Dock strike: Hong Kongers come together in calls for "class war"

On Friday night, the streets of Central were wet from the muggy showers that herald summer in Hong Kong. The air was heavy with humidity and rhetoric.

At Cheung Kong Centre, squares of blazing lights showed its white-collared workers - the trophy skyscraper's tenants include boldface names such as Goldman Sachs and McKinsey - still plugging away in offices that stacked 65 storeys into the sky.

Down at the building's foot, a group of angry people was calling for a "class war".

Among the 500 or so, many were the sinewy dock workers who have been striking for the past three weeks, and who have taken their industrial action right to Mr Li Ka Shing's doorstep earlier in the week.

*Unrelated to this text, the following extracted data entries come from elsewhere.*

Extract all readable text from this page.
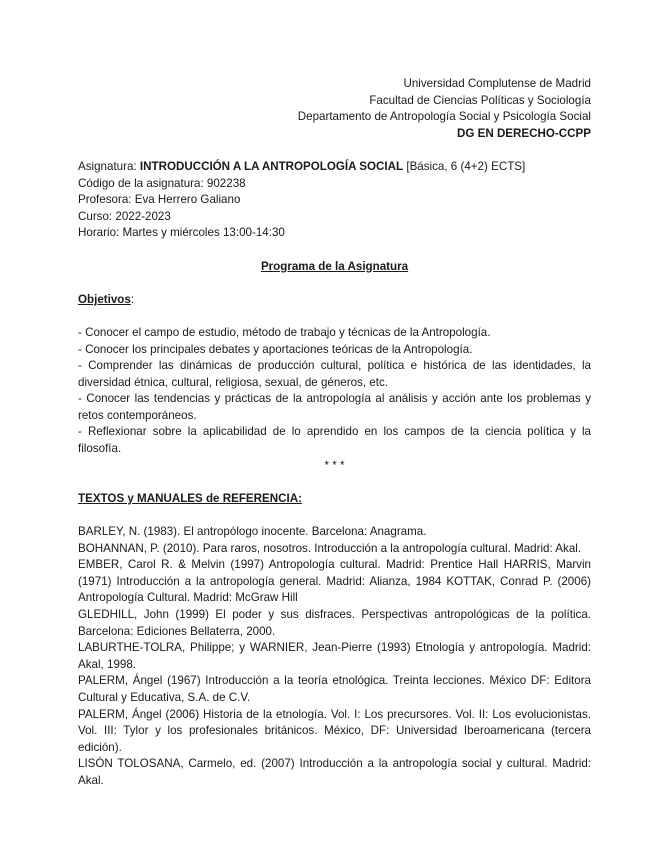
Universidad Complutense de Madrid
Facultad de Ciencias Políticas y Sociología
Departamento de Antropología Social y Psicología Social
DG EN DERECHO-CCPP
Asignatura: INTRODUCCIÓN A LA ANTROPOLOGÍA SOCIAL [Básica, 6 (4+2) ECTS]
Código de la asignatura: 902238
Profesora: Eva Herrero Galiano
Curso: 2022-2023
Horario: Martes y miércoles 13:00-14:30
Programa de la Asignatura
Objetivos:
- Conocer el campo de estudio, método de trabajo y técnicas de la Antropología.
- Conocer los principales debates y aportaciones teóricas de la Antropología.
- Comprender las dinámicas de producción cultural, política e histórica de las identidades, la diversidad étnica, cultural, religiosa, sexual, de géneros, etc.
- Conocer las tendencias y prácticas de la antropología al análisis y acción ante los problemas y retos contemporáneos.
- Reflexionar sobre la aplicabilidad de lo aprendido en los campos de la ciencia política y la filosofía.
* * *
TEXTOS y MANUALES de REFERENCIA:
BARLEY, N. (1983). El antropólogo inocente. Barcelona: Anagrama.
BOHANNAN, P. (2010). Para raros, nosotros. Introducción a la antropología cultural. Madrid: Akal.
EMBER, Carol R. & Melvin (1997) Antropología cultural. Madrid: Prentice Hall HARRIS, Marvin (1971) Introducción a la antropología general. Madrid: Alianza, 1984 KOTTAK, Conrad P. (2006) Antropología Cultural. Madrid: McGraw Hill
GLEDHILL, John (1999) El poder y sus disfraces. Perspectivas antropológicas de la política. Barcelona: Ediciones Bellaterra, 2000.
LABURTHE-TOLRA, Philippe; y WARNIER, Jean-Pierre (1993) Etnología y antropología. Madrid: Akal, 1998.
PALERM, Ángel (1967) Introducción a la teoría etnológica. Treinta lecciones. México DF: Editora Cultural y Educativa, S.A. de C.V.
PALERM, Ángel (2006) Historia de la etnología. Vol. I: Los precursores. Vol. II: Los evolucionistas. Vol. III: Tylor y los profesionales británicos. México, DF: Universidad Iberoamericana (tercera edición).
LISÓN TOLOSANA, Carmelo, ed. (2007) Introducción a la antropología social y cultural. Madrid: Akal.
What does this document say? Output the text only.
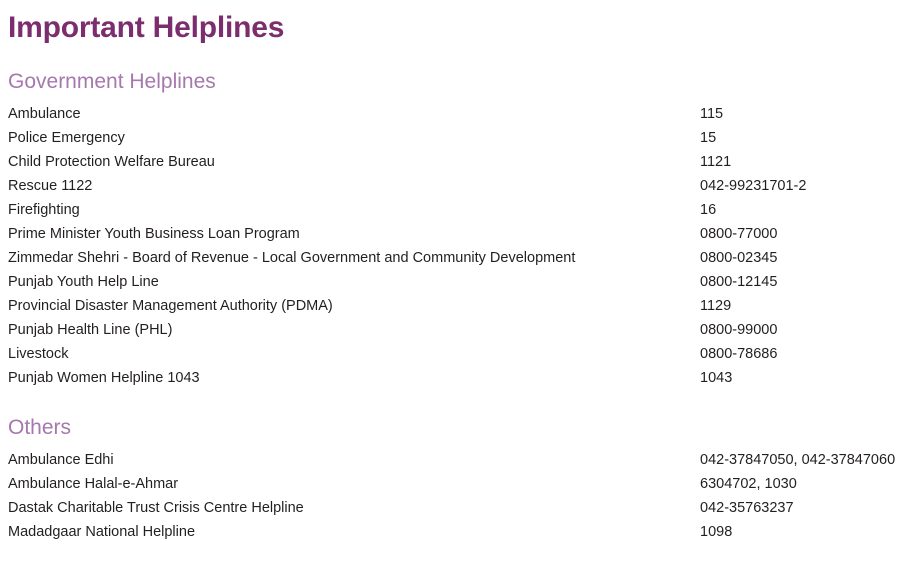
Important Helplines
Government Helplines
Ambulance	115
Police Emergency	15
Child Protection Welfare Bureau	1121
Rescue 1122	042-99231701-2
Firefighting	16
Prime Minister Youth Business Loan Program	0800-77000
Zimmedar Shehri - Board of Revenue - Local Government and Community Development	0800-02345
Punjab Youth Help Line	0800-12145
Provincial Disaster Management Authority (PDMA)	1129
Punjab Health Line (PHL)	0800-99000
Livestock	0800-78686
Punjab Women Helpline 1043	1043
Others
Ambulance Edhi	042-37847050, 042-37847060
Ambulance Halal-e-Ahmar	6304702, 1030
Dastak Charitable Trust Crisis Centre Helpline	042-35763237
Madadgaar National Helpline	1098
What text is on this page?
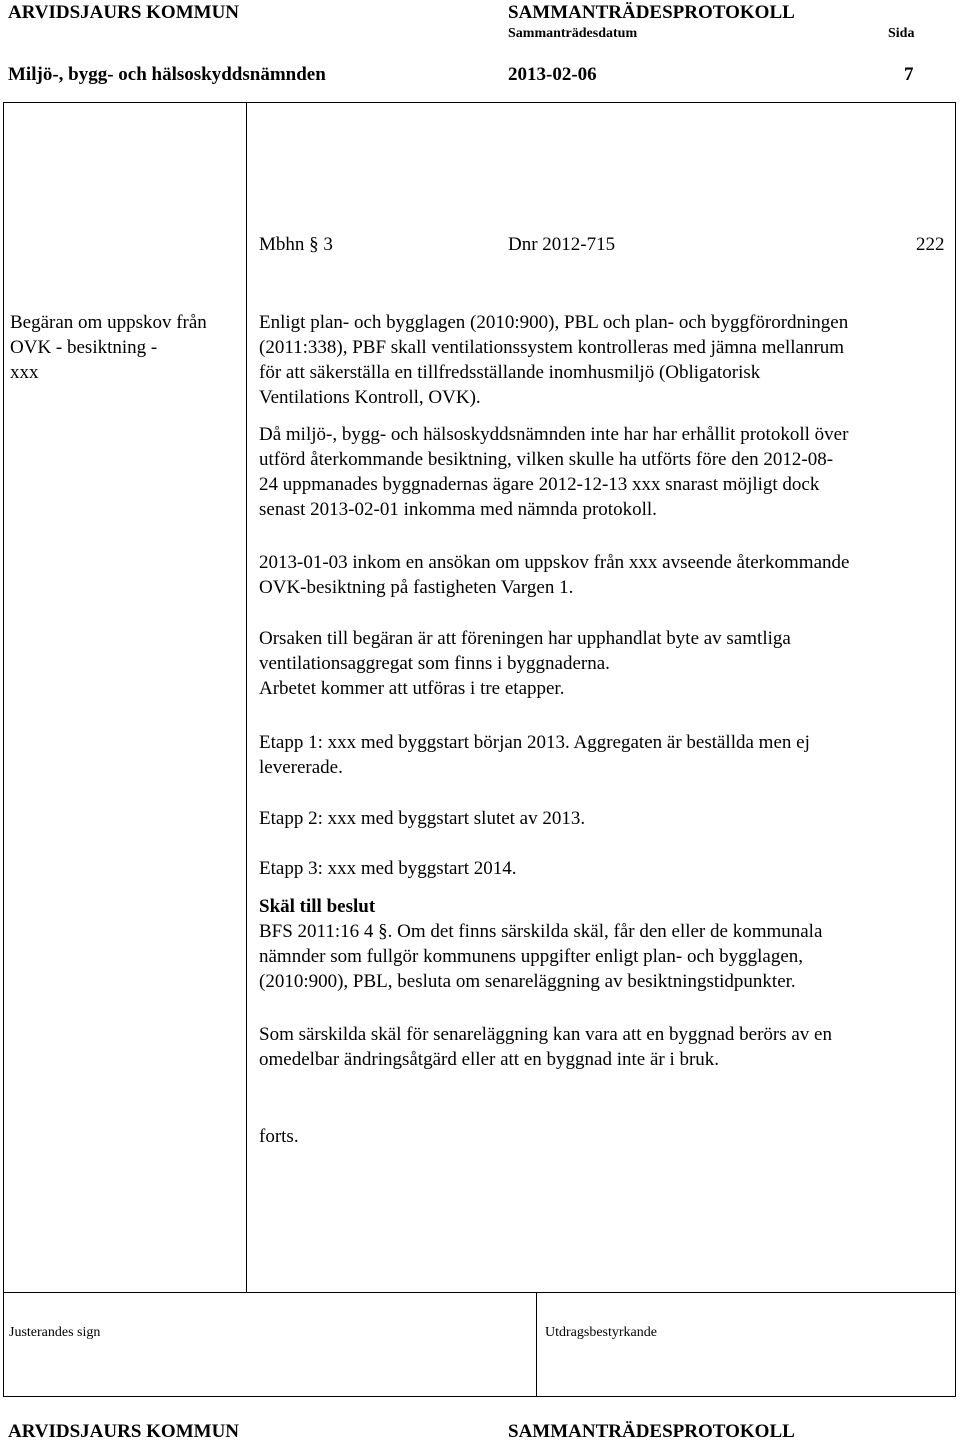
ARVIDSJAURS KOMMUN	SAMMANTRÄDESPROTOKOLL
Sammanträdesdatum	Sida
Miljö-, bygg- och hälsoskyddsnämnden	2013-02-06	7
Mbhn § 3	Dnr 2012-715	222
Begäran om uppskov från
OVK - besiktning -
xxx

Enligt plan- och bygglagen (2010:900), PBL och plan- och byggförordningen

(2011:338), PBF skall ventilationssystem kontrolleras med jämna mellanrum

för att säkerställa en tillfredsställande inomhusmiljö (Obligatorisk

Ventilations Kontroll, OVK).

Då miljö-, bygg- och hälsoskyddsnämnden inte har har erhållit protokoll över

utförd återkommande besiktning, vilken skulle ha utförts före den 2012-08-

24 uppmanades byggnadernas ägare 2012-12-13 xxx snarast möjligt dock

senast 2013-02-01 inkomma med nämnda protokoll.

2013-01-03 inkom en ansökan om uppskov från xxx avseende återkommande

OVK-besiktning på fastigheten Vargen 1.

Orsaken till begäran är att föreningen har upphandlat byte av samtliga

ventilationsaggregat som finns i byggnaderna.

Arbetet kommer att utföras i tre etapper.

Etapp 1: xxx med byggstart början 2013. Aggregaten är beställda men ej

levererade.

Etapp 2: xxx med byggstart slutet av 2013.

Etapp 3: xxx med byggstart 2014.

Skäl till beslut

BFS 2011:16 4 §. Om det finns särskilda skäl, får den eller de kommunala

nämnder som fullgör kommunens uppgifter enligt plan- och bygglagen,

(2010:900), PBL, besluta om senareläggning av besiktningstidpunkter.

Som särskilda skäl för senareläggning kan vara att en byggnad berörs av en

omedelbar ändringsåtgärd eller att en byggnad inte är i bruk.

forts.

Justerandes sign	Utdragsbestyrkande
ARVIDSJAURS KOMMUN	SAMMANTRÄDESPROTOKOLL
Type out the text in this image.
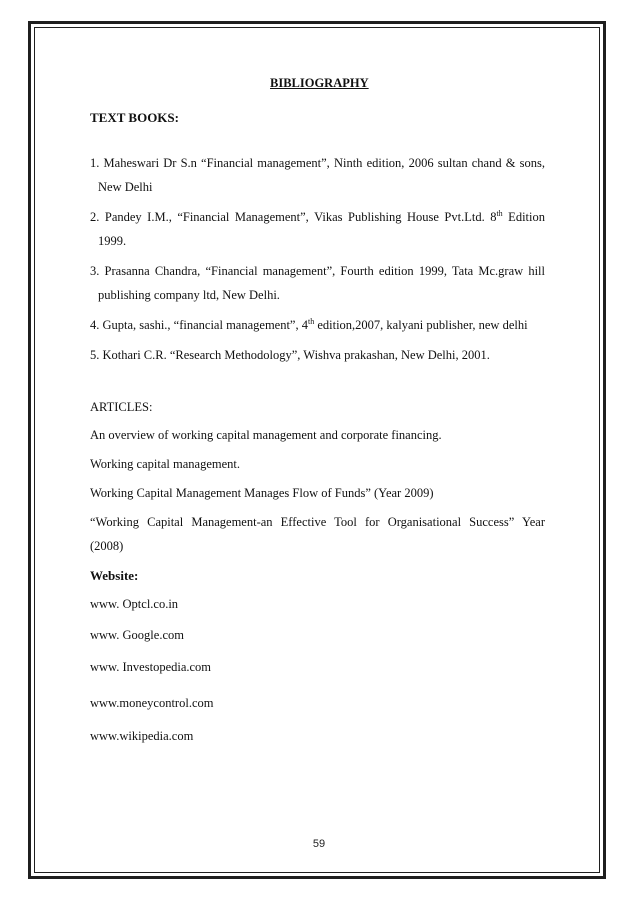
BIBLIOGRAPHY
TEXT BOOKS:
1. Maheswari Dr S.n “Financial management”, Ninth edition, 2006 sultan chand & sons,
New Delhi
2. Pandey I.M., “Financial Management”, Vikas Publishing House Pvt.Ltd. 8th Edition
1999.
3. Prasanna Chandra, “Financial management”, Fourth edition 1999, Tata Mc.graw hill
publishing company ltd, New Delhi.
4. Gupta, sashi., “financial management”, 4th edition,2007, kalyani publisher, new delhi
5. Kothari C.R. “Research Methodology”, Wishva prakashan, New Delhi, 2001.
ARTICLES:
An overview of working capital management and corporate financing.
Working capital management.
Working Capital Management Manages Flow of Funds” (Year 2009)
“Working Capital Management-an Effective Tool for Organisational Success” Year
(2008)
Website:
www. Optcl.co.in
www. Google.com
www. Investopedia.com
www.moneycontrol.com
www.wikipedia.com
59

Asia's richest man owns the building and his own office is ensconced at its very top floor.

But there were others present that Friday night too. There were students - a group turned up with a banner emblazoned with the words: "Say no to exploitation!", professionals in office wear, housewives, the elderly.

Present too, were politicians Emily Lau Wai Hing of the moderate Democratic Party and Ray Chan Chi Chuen of the radical People Power.

A sudden torrent of rain at around 7.30pm scattered a few, but not many.

It was a show of solidarity from various segments of Hong Kong society, who wanted to drive home the point that the dock workers' fight was theirs too.

For the past three weeks, the workers had gone on strike to protest stagnant wages and poor working conditions including 24-hour shifts for some. Three rounds of talks with their employers - contractors for Hongkong International Terminals, a unit of Mr Li's Hutchison Whampoa - had come and gone with no progress, despite improved wage offers on the table.

The companies unfortunately did not help their own case in the court of public opinion when they said - rather blithely: "If some feel that 24 hours (of working) is too long, we will consider changing it."

While the dock workers' conditions were extreme, they resonated among ordinary Hong Kongers who found in their plight reflections of their own difficulty.

Public relations executive Zenus Chan, 31, graduated in psychology 10 years ago. Till today, she says, "I cannot earn enough to afford a home, to have my own place."

Inflation has galloped in recent years, rising 4.4 per cent in February. Inequality continues to yawn apace - the gini coeficient last year was 0.537. The majority middle class are hanging on to their entitlements with a white-knuckled grip - never mind any hope of moving up the ladder.

The resulting corrosive anger find an easy target in Mr Li. His Cheung Kong conglomerate's presence is seen in almost every part of Hong Kongers' lives - when they buy property, shop at supermarkets, sign up for phone services or cable tv subscriptions.

Says Mr Steven Ho, 32, a civil servant: "Li Ka Shing controls 60 to 70 per cent of our lives. He earns too much, and the rest of us are underpaid."

In a show of spiteful vitriol, some at the rally took to kicking a poster of the 84-year-old, made to look like a disfigured devil.

It is thus little wonder that some discern in the Cheung Kong movement a significance wider than just about the dock workers' welfare.

Pro-Beijing paper Ta Kung Pao sees it as a dress rehearsal for the pan-Democrat camp's civil disobedience campaign - Occupy Central - to agitate for universal suffrage.

In an editorial published on April 18, it frets that this is "scaled-down test run of the 'Occupy Central' movement the opposition camp plans to launch later this year".

Clearly, the establishment is jittery. The call for a "class war" plus an impassioned appeal to democratic ideals together make for a seductively potent cocktail.

For now, it's still largely rhetoric. Those who showed up on Friday are still very much in the minority. But the sentiment they express are unhardly uncommon across Hong Kong. And that is what's worrying.